Sci-fi shows are crap when it comes to science for the most part. If they need to invent some substance with properties that no real substance has, they’ll just make it up and give it a sciency-sounding name. If pressed, sometimes writers will claim that their fake substances are really alloys of real substances combined in some unknown way.

11

If you disturb an atom, you can knock off some of the electrons. Usually, this is done just by heating your sample; you can also use high-frequency light or other methods. When you do this, the atom gains a charge.

If you heat up a hydrogen atom, you can give it a certain charge, no more nor less. We call that charge +1. If you heat up helium, you can give it this same amount of charge, and if you heat it up more, you can give it exactly twice as much, but no other amount. In other words, you can give it a charge of +1 or +2. Likewise, you can give lithium a charge of +1, +2, or +3, and so on.
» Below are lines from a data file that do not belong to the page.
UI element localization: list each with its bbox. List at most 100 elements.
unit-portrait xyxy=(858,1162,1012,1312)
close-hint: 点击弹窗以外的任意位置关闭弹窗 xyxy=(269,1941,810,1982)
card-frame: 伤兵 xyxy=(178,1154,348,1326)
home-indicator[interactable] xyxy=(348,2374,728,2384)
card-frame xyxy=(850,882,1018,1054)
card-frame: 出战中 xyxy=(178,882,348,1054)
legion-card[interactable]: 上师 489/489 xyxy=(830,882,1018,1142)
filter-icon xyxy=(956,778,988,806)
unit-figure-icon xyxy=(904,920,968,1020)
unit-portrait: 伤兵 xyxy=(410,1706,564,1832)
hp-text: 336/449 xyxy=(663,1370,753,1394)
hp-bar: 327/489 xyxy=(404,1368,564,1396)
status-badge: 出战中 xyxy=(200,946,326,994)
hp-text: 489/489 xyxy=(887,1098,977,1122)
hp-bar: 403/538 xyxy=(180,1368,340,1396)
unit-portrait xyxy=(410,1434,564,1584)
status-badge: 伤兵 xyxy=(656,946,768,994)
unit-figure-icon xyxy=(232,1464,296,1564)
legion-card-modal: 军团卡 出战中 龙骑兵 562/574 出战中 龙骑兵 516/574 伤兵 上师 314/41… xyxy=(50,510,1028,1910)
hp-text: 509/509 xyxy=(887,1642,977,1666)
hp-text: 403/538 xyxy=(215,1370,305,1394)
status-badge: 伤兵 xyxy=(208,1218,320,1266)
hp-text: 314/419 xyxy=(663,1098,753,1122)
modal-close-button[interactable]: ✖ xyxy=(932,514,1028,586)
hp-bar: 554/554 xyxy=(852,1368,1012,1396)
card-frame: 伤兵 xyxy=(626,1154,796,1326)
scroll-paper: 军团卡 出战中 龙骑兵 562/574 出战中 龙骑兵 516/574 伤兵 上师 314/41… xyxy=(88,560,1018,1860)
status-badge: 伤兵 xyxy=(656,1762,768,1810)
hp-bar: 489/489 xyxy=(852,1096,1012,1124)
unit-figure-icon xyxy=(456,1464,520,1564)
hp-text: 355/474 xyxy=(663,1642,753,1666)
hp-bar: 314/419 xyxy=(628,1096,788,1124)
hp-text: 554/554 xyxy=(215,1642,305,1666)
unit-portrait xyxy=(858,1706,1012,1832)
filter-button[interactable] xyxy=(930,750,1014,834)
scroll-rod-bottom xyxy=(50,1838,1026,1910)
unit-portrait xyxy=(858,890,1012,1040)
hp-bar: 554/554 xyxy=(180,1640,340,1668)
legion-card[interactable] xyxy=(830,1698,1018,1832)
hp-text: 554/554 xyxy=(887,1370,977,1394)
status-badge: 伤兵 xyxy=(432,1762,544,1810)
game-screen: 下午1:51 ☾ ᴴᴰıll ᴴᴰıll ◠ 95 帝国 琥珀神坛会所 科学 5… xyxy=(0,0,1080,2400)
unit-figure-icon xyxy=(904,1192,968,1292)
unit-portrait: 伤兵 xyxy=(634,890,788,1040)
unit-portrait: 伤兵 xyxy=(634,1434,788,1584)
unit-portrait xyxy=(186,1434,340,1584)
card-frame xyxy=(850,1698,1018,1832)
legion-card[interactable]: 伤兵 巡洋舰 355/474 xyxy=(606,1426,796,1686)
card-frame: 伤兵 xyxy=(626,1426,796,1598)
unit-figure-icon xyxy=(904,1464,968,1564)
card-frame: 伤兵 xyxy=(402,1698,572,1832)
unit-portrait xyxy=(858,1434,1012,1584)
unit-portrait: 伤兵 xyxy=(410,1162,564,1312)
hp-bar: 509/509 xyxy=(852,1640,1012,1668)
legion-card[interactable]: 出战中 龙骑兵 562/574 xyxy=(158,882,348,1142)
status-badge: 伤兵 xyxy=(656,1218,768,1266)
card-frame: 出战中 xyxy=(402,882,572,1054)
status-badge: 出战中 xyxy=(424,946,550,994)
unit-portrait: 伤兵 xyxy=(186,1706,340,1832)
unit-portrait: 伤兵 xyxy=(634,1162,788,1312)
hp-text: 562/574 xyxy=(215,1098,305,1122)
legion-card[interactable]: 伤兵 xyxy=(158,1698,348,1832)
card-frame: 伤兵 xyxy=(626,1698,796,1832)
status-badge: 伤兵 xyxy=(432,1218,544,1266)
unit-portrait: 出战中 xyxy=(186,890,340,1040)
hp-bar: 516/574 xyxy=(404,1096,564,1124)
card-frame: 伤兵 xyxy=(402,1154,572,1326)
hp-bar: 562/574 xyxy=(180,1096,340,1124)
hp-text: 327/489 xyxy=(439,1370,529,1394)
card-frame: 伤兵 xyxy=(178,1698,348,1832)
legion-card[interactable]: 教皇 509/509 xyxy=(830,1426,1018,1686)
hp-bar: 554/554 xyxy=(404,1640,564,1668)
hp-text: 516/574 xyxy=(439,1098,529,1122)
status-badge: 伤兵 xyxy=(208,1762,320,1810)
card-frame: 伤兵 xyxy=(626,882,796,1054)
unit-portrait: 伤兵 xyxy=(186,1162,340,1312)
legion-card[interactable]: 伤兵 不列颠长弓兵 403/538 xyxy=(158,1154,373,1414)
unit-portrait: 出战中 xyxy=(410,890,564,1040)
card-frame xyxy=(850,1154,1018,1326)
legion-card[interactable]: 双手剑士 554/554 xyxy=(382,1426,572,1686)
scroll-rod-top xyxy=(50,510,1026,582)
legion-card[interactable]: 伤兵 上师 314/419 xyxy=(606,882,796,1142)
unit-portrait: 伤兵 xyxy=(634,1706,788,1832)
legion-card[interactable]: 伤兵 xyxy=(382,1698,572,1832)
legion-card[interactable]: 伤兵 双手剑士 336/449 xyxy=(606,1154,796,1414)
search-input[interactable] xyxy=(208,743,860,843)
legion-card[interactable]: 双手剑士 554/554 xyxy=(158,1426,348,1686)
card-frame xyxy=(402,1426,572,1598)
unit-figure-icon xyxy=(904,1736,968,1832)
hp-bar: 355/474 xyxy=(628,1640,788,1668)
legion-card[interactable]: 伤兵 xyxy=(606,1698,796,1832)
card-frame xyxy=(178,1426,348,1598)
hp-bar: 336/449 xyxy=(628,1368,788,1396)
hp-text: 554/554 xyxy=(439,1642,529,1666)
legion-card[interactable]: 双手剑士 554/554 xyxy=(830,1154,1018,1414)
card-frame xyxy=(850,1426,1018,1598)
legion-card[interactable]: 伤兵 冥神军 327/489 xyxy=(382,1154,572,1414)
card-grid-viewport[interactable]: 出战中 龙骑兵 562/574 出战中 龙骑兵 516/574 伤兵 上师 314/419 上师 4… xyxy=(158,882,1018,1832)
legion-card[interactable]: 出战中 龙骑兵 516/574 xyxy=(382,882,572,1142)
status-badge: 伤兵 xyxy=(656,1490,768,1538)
The simplest explanation for this is that a hydrogen atom has exactly one electron, a helium atom has two, which can be knocked off one at a time, etc.

It is certainly possible that the electron is actually a composite particle of some sort, and therefore that when you knock off an electron, you’re actually knocking off two or more smaller particles. But there’s no indication at all that this is true, and even if it is, it’s certainly very difficult to separate those particles, so one can still call an electron a particle.

By definition, two atoms are the same element if they have the same amount of protons, so for every number of protons, there is one and only one element. We have discovered all of the elements corresponding to numbers from one to past a hundred. The only way you could get any other elements would be to go out to even higher numbers, or to have a fractional number of protons. Although protons are composite particles made up of three quarks, and a quark might therefore be said to be a third of a proton, all indications are that it’s absolutely impossible to separate out individual quarks. And for elements higher than 100, some are more stable than others, but even at best, you’re looking at half-lifes of a few seconds, so we shouldn’t expect to find any in deep space unless we stumble across some natural phenomenon which is continually producing them. Your best bet for finding non-Earthly substances is to suppose some new form of a known element or combinations of known elements (a different isomer, say, or a new chemical compound), or a substance which is so unlike familiar materials that it is not made up of atoms at all.